The House Select Subcommittee on the Coronavirus Crisis recently announced an investigation into the role of four Fintech companies and partner banks in issuing allegedly fraudulent Paycheck Protection Program (PPP) loans. The Subcommittee’s press release references certain reports that the Fintech industry and its bank partners “have been linked to a disproportionate number of fraudulent PPP loans . . . raising questions about whether FinTechs and their bank partners have adequately screened PPP loan applications for fraud.” This announcement builds on the Subcommittee’s March 25 findings that the Treasury Department and SBA failed to institute adequate safeguards to prevent waste, fraud, and abuse in pandemic relief programs, leading to nearly $84 billion in potentially fraudulent loans.
Together with this announcement, Representative Jim Clyburn, Chairman of the Subcommittee, sent letters to these companies requesting documents and information relating to, among other things, establishing or governing the process used to review and approve PPP loan applications, and all communications concerning potential fraud or other financial crime related to
PPP loans. The letters note that criminal actors sought out FinTechs for fraudulent PPP loans because of their speed in processing such loans – in some cases as little as one hour – while implementing minimal due diligence. Letters from the Subcommittee can be found here, here, here, and here.

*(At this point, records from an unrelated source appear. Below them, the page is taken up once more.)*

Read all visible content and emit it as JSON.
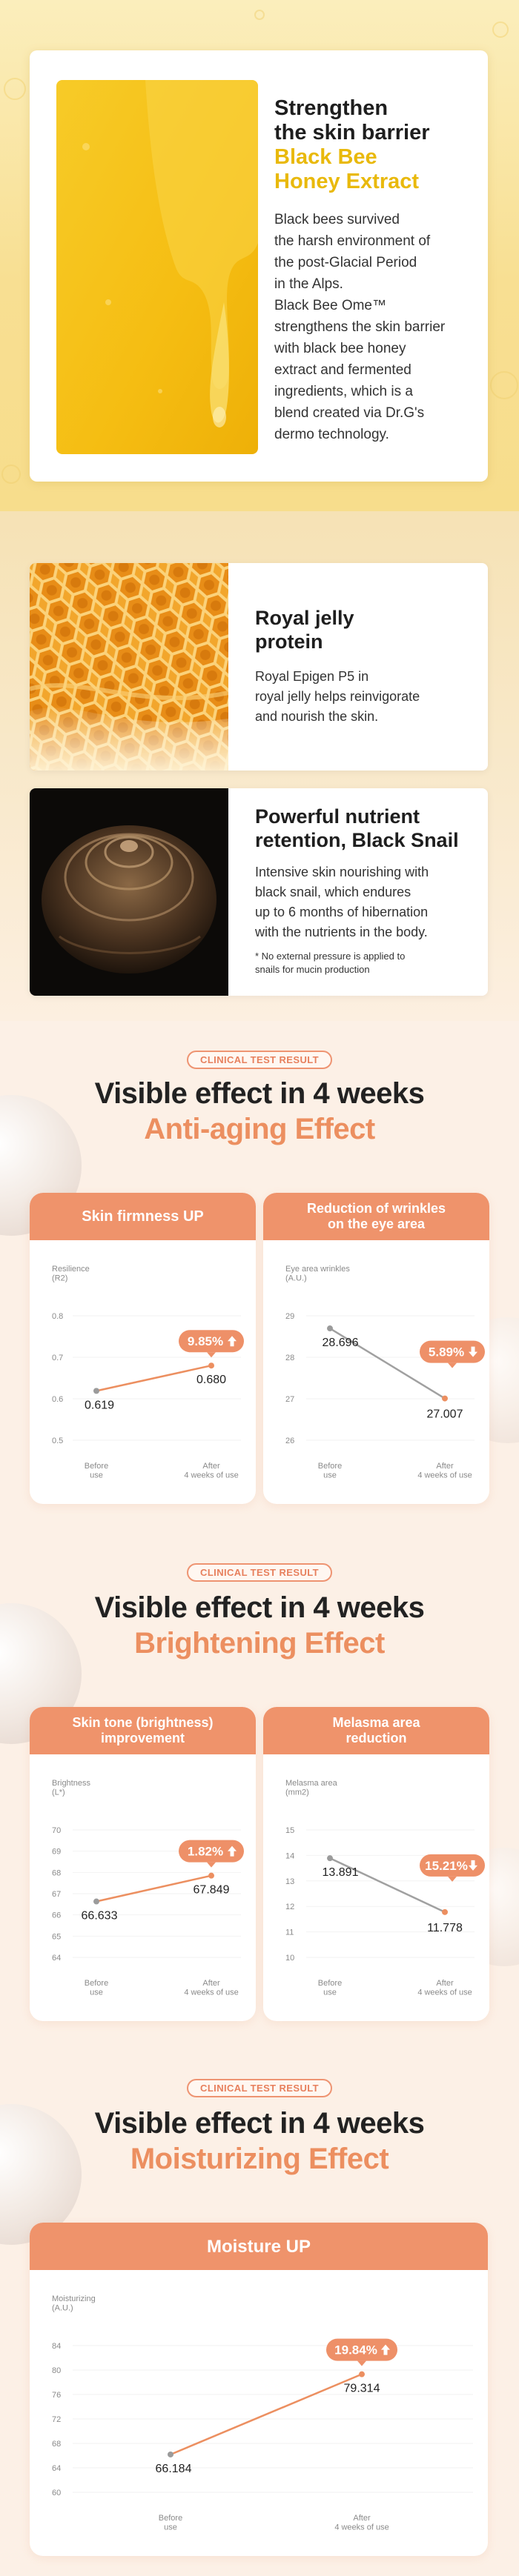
{
  "honey": {
    "title": "Strengthen\nthe skin barrier",
    "subtitle": "Black Bee\nHoney Extract",
    "body": "Black bees survived\nthe harsh environment of\nthe post-Glacial Period\nin the Alps.\nBlack Bee  Ome™\nstrengthens the skin barrier\nwith black bee honey\nextract and fermented\ningredients, which is a\nblend created via Dr.G's\ndermo technology.",
    "image_icon": "honey-drip-image"
  },
  "royal_jelly": {
    "title": "Royal jelly\nprotein",
    "body": "Royal Epigen P5 in\nroyal jelly helps reinvigorate\nand nourish the skin.",
    "image_icon": "honeycomb-image"
  },
  "snail": {
    "title": "Powerful nutrient\nretention, Black Snail",
    "body": "Intensive skin nourishing with\nblack snail, which endures\nup to 6 months of hibernation\nwith the nutrients in the body.",
    "note": "* No external pressure is applied to\nsnails for mucin production",
    "image_icon": "snail-shell-image"
  },
  "sections": [
    {
      "badge": "CLINICAL TEST RESULT",
      "title": "Visible effect in 4 weeks",
      "subtitle": "Anti-aging Effect"
    },
    {
      "badge": "CLINICAL TEST RESULT",
      "title": "Visible effect in 4 weeks",
      "subtitle": "Brightening Effect"
    },
    {
      "badge": "CLINICAL TEST RESULT",
      "title": "Visible effect in 4 weeks",
      "subtitle": "Moisturizing Effect"
    }
  ],
  "colors": {
    "accent": "#ef936b",
    "honey_yellow": "#e9b90c",
    "line_after": "#ec8f60",
    "line_before": "#a0a0a0"
  },
  "chart_data": [
    {
      "type": "line",
      "title": "Skin firmness UP",
      "ylabel": "Resilience\n(R2)",
      "yticks": [
        "0.8",
        "0.7",
        "0.6",
        "0.5"
      ],
      "ylim": [
        0.5,
        0.8
      ],
      "categories": [
        "Before\nuse",
        "After\n4 weeks of use"
      ],
      "values": [
        0.619,
        0.68
      ],
      "value_labels": [
        "0.619",
        "0.680"
      ],
      "change_label": "9.85%",
      "direction": "up",
      "line_color": "#ec8f60"
    },
    {
      "type": "line",
      "title": "Reduction of wrinkles\non the eye area",
      "ylabel": "Eye area wrinkles\n(A.U.)",
      "yticks": [
        "29",
        "28",
        "27",
        "26"
      ],
      "ylim": [
        26,
        29
      ],
      "categories": [
        "Before\nuse",
        "After\n4 weeks of use"
      ],
      "values": [
        28.696,
        27.007
      ],
      "value_labels": [
        "28.696",
        "27.007"
      ],
      "change_label": "5.89%",
      "direction": "down",
      "line_color": "#a0a0a0"
    },
    {
      "type": "line",
      "title": "Skin tone (brightness)\nimprovement",
      "ylabel": "Brightness\n(L*)",
      "yticks": [
        "70",
        "69",
        "68",
        "67",
        "66",
        "65",
        "64"
      ],
      "ylim": [
        64,
        70
      ],
      "categories": [
        "Before\nuse",
        "After\n4 weeks of use"
      ],
      "values": [
        66.633,
        67.849
      ],
      "value_labels": [
        "66.633",
        "67.849"
      ],
      "change_label": "1.82%",
      "direction": "up",
      "line_color": "#ec8f60"
    },
    {
      "type": "line",
      "title": "Melasma area\nreduction",
      "ylabel": "Melasma area\n(mm2)",
      "yticks": [
        "15",
        "14",
        "13",
        "12",
        "11",
        "10"
      ],
      "ylim": [
        10,
        15
      ],
      "categories": [
        "Before\nuse",
        "After\n4 weeks of use"
      ],
      "values": [
        13.891,
        11.778
      ],
      "value_labels": [
        "13.891",
        "11.778"
      ],
      "change_label": "15.21%",
      "direction": "down",
      "line_color": "#a0a0a0"
    },
    {
      "type": "line",
      "title": "Moisture UP",
      "ylabel": "Moisturizing\n(A.U.)",
      "yticks": [
        "84",
        "80",
        "76",
        "72",
        "68",
        "64",
        "60"
      ],
      "ylim": [
        60,
        84
      ],
      "categories": [
        "Before\nuse",
        "After\n4 weeks of use"
      ],
      "values": [
        66.184,
        79.314
      ],
      "value_labels": [
        "66.184",
        "79.314"
      ],
      "change_label": "19.84%",
      "direction": "up",
      "line_color": "#ec8f60"
    }
  ]
}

Putting it Into Practice: As yet another example of the scrutiny pandemic relief program participants face from regulators, FinTechs and their partner banks should be prepared for future government inquiries. While the Subcommittee seeks to understand the fraud controls and compliance systems that the companies applied to their PPP loan programs, this investigation highlights the value in strict and consistent due diligence policies and procedures to detect fraudulent applications for those processing and funding business loans generally. To help mitigate potential risk, FinTechs should ensure that their commercial lending programs include:
- Loan origination policies and procedures that verify the accuracy of loan documents and information, and include processes for high risk borrowers and transactions, such as implementing management oversight;
- Improved internal controls and post-closing due diligence, including audits of closed loans and red flag procedures for taking immediate corrective action;
- Avoiding or limiting commissions and other internal inducements that provide incentives for employees to concentrate on loan volume at the expense of loan quality; and
- A highly-trained and effective team of quality control professionals.